- Born: October 9, 1939 Eutaw, Alabama, U.S.
- Died: June 22, 2022 (aged 82) San Diego, California, U.S.
- Occupations: Businessman and inventor
- Spouse: Gloria Morrow

= Willie Morrow =

American businessman and inventor (1939–2022)

Willie Lee Morrow (October 9, 1939 – June 22, 2022) was an American barber, businessman and inventor, who worked in the African American haircare industry. He was noted for inventing the Afro pick and developing the forerunner to the Jheri curl hairstyle.

==Early life==
Morrow was born as one of the eight children to Hollie and Olean (Jordan) Morrow in Eutaw, Alabama, on October 9, 1939. His father and mother were sharecroppers, his father also sold bootleg whiskey. He later moved to San Diego, California, where he trained as a barber and stylist at the Independent Barber College, graduating in 1959.

==Career==
Morrow started his first hair salon in San Diego in 1959. His barbershop was located on Market Street in San Diego from the 1960s through 1990s. He later founded the California Curl Company, which was noted for developing and commercializing the afro pick, also known as the Afro Tease or "Eze Teze". It operated out of a warehouse in Lemon Grove. It also developed the California Curl treatment, precursor to the Jheri curl. The company operated out of a warehouse in nearby Lemon Grove. After writing a manual on how to properly cut textured African American hair, The Principles of Cutting and Styling Negro Hair, Morrow was contracted by the United States Department of Defense to teach Black hair styling techniques to military barbers. In that capacity, he cut hair on US military bases and in combat zones.

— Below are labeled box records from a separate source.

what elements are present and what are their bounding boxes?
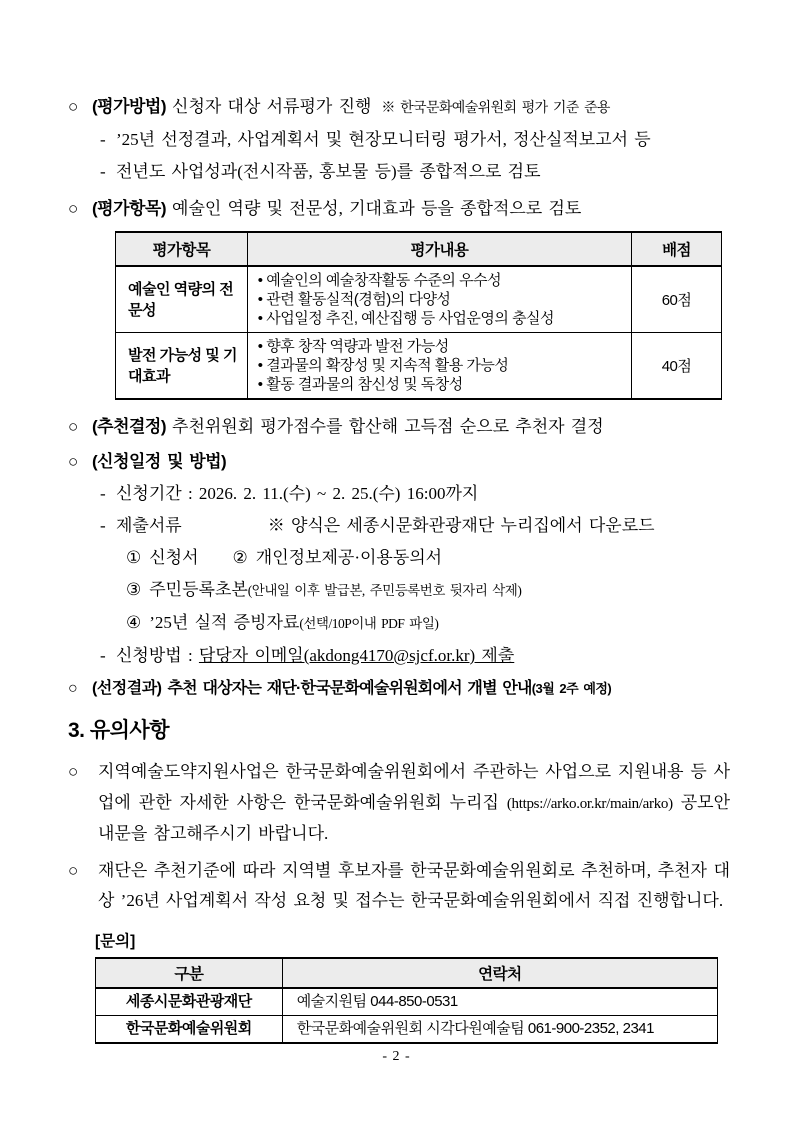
eval-row1-item3: • 사업일정 추진, 예산집행 등 사업운영의 충실성	[258, 309, 625, 328]
schedule-label: (신청일정 및 방법)	[92, 452, 227, 471]
eval-method-text: 신청자 대상 서류평가 진행	[172, 97, 372, 116]
circled-one-icon: ①	[126, 548, 142, 567]
recommend-label: (추천결정)	[92, 417, 167, 436]
contact-row2-org: 한국문화예술위원회	[96, 1015, 283, 1043]
eval-row2-items	[247, 333, 631, 400]
eval-method-note: ※ 한국문화예술위원회 평가 기준 준용	[381, 99, 610, 115]
doc-item3-text: 주민등록초본	[149, 580, 248, 599]
page-number: - 2 -	[382, 1049, 411, 1064]
circle-bullet-icon: ○	[68, 452, 79, 471]
evaluation-table-header-row	[116, 232, 722, 266]
notes-paragraph-2-text: 재단은 추천기준에 따라 지역별 후보자를 한국문화예술위원회로 추천하며, 추천자 대상 ’26년 사업계획서 작성 요청 및 접수는 한국문화예술위원회에서 직접 진행합니다.	[98, 860, 730, 910]
apply-method-label: 신청방법 :	[116, 646, 199, 665]
eval-row2-item1: • 향후 창작 역량과 발전 가능성	[258, 337, 625, 356]
notes-para1-part-a: 지역예술도약지원사업은 한국문화예술위원회에서 주관하는 사업으로 지원내용 등 사업에 관한 자세한 사항은 한국문화예술위원회 누리집	[98, 762, 730, 812]
schedule-line	[68, 449, 730, 474]
contact-row1-org: 세종시문화관광재단	[96, 988, 283, 1016]
circled-four-icon: ④	[126, 613, 142, 632]
eval-criteria-line	[68, 196, 730, 221]
doc-item2-text: 개인정보제공·이용동의서	[255, 548, 443, 567]
contact-col-org-header: 구분	[96, 958, 283, 988]
contact-row2-contact: 한국문화예술위원회 시각다원예술팀 061-900-2352, 2341	[282, 1015, 717, 1043]
dash-bullet-icon: -	[100, 162, 106, 181]
doc-item4-note: (선택/10P이내 PDF 파일)	[299, 616, 439, 631]
dash-bullet-icon: -	[100, 646, 106, 665]
eval-method-line	[68, 94, 730, 120]
doc-item3-note: (안내일 이후 발급본, 주민등록번호 뒷자리 삭제)	[247, 583, 522, 598]
table-row	[116, 333, 722, 400]
notes-para1-part-b: 공모안내문을 참고해주시기 바랍니다.	[98, 792, 730, 843]
doc-item-line-4	[68, 610, 730, 636]
circled-three-icon: ③	[126, 580, 142, 599]
result-note: (3월 2주 예정)	[531, 681, 612, 696]
eval-row1-items	[247, 266, 631, 333]
circle-bullet-icon: ○	[68, 680, 77, 697]
eval-criteria-label: (평가항목)	[92, 199, 167, 218]
dash-bullet-icon: -	[100, 516, 106, 535]
document-content	[68, 94, 730, 1044]
section-title-notes: 3. 유의사항	[68, 719, 169, 742]
eval-row1-item1: • 예술인의 예술창작활동 수준의 우수성	[258, 271, 625, 290]
eval-col-content-header: 평가내용	[247, 232, 631, 266]
apply-method-line	[68, 643, 730, 668]
eval-row2-item2: • 결과물의 확장성 및 지속적 활용 가능성	[258, 356, 625, 375]
contact-table	[95, 957, 718, 1044]
apply-method-email: 담당자 이메일(akdong4170@sjcf.or.kr) 제출	[198, 646, 515, 665]
circle-bullet-icon: ○	[68, 199, 79, 218]
eval-row1-item2: • 관련 활동실적(경험)의 다양성	[258, 290, 625, 309]
eval-row2-category: 발전 가능성 및 기대효과	[116, 333, 248, 400]
schedule-docs-line	[68, 513, 730, 538]
dash-bullet-icon: -	[100, 484, 106, 503]
table-row	[96, 988, 718, 1016]
dash-bullet-icon: -	[100, 130, 106, 149]
table-row	[116, 266, 722, 333]
doc-item1-text: 신청서	[149, 548, 199, 567]
circle-bullet-icon: ○	[68, 417, 79, 436]
eval-col-category-header: 평가항목	[116, 232, 248, 266]
eval-method-sub2	[68, 159, 730, 184]
contact-table-header-row	[96, 958, 718, 988]
evaluation-table	[115, 231, 722, 400]
recommend-text: 추천위원회 평가점수를 합산해 고득점 순으로 추천자 결정	[172, 417, 604, 436]
table-row	[96, 1015, 718, 1043]
contact-col-contact-header: 연락처	[282, 958, 717, 988]
result-label: (선정결과)	[92, 680, 162, 697]
circle-bullet-icon: ○	[68, 762, 79, 781]
notes-paragraph-1	[68, 757, 730, 850]
eval-row1-score: 60점	[632, 266, 722, 333]
eval-row2-score: 40점	[632, 333, 722, 400]
schedule-docs-label: 제출서류	[116, 516, 182, 535]
eval-method-sub2-text: 전년도 사업성과(전시작품, 홍보물 등)를 종합적으로 검토	[116, 162, 541, 181]
eval-col-score-header: 배점	[632, 232, 722, 266]
eval-method-sub1-text: ’25년 선정결과, 사업계획서 및 현장모니터링 평가서, 정산실적보고서 등	[116, 130, 651, 149]
schedule-period-text: 신청기간 : 2026. 2. 11.(수) ~ 2. 25.(수) 16:00까지	[116, 484, 479, 503]
schedule-period-line	[68, 481, 730, 506]
doc-item4-text: ’25년 실적 증빙자료	[149, 613, 300, 632]
notes-paragraph-2	[68, 856, 730, 917]
result-line	[68, 676, 730, 701]
schedule-docs-note: ※ 양식은 세종시문화관광재단 누리집에서 다운로드	[267, 516, 655, 535]
doc-item-line-1	[68, 545, 730, 570]
contact-section-label: [문의]	[95, 932, 136, 950]
notes-paragraph-1-text	[98, 757, 730, 850]
doc-item-line-3	[68, 577, 730, 603]
eval-row1-category: 예술인 역량의 전문성	[116, 266, 248, 333]
eval-method-sub1	[68, 127, 730, 152]
eval-criteria-text: 예술인 역량 및 전문성, 기대효과 등을 종합적으로 검토	[172, 199, 582, 218]
circled-two-icon: ②	[232, 548, 248, 567]
arko-url-text: (https://arko.or.kr/main/arko)	[506, 795, 673, 812]
circle-bullet-icon: ○	[68, 97, 79, 116]
contact-row1-contact: 예술지원팀 044-850-0531	[282, 988, 717, 1016]
circle-bullet-icon: ○	[68, 860, 79, 880]
eval-row2-item3: • 활동 결과물의 참신성 및 독창성	[258, 375, 625, 394]
eval-method-label: (평가방법)	[92, 97, 167, 116]
result-text: 추천 대상자는 재단·한국문화예술위원회에서 개별 안내	[167, 680, 532, 697]
recommend-line	[68, 414, 730, 439]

Noted African-American painter, and former San Diego Chargers football player, Ernie Barnes portrayed Morrow's barbershop on Market Street in a painting called "Willie's Barbershop".

Morrow also pioneered African American media in San Diego. He first established the Black radio station XHRM 92.5 in 1979, before starting the San Diego Monitor newspaper in 1986. Various items in his collection of antique hairstyling tools were displayed in a museum exhibit about African American hair culture at the California Center for the Arts, Escondido, in 2016.

Morrow also established a "Black Business Boot Camps" for African-American entrepreneurs in San Diego.

==Personal life==
Morrow married Gloria Morrow in 1966. They remained married for 56 years until his death. Together, they had two children: Cheryl and Angela. Cheryl succeeded her father in managing the San Diego Monitor and running the California Curl Company after his retirement.

Morrow died from pneumonia on June 22, 2022, at his home in San Diego. He was 82 years old.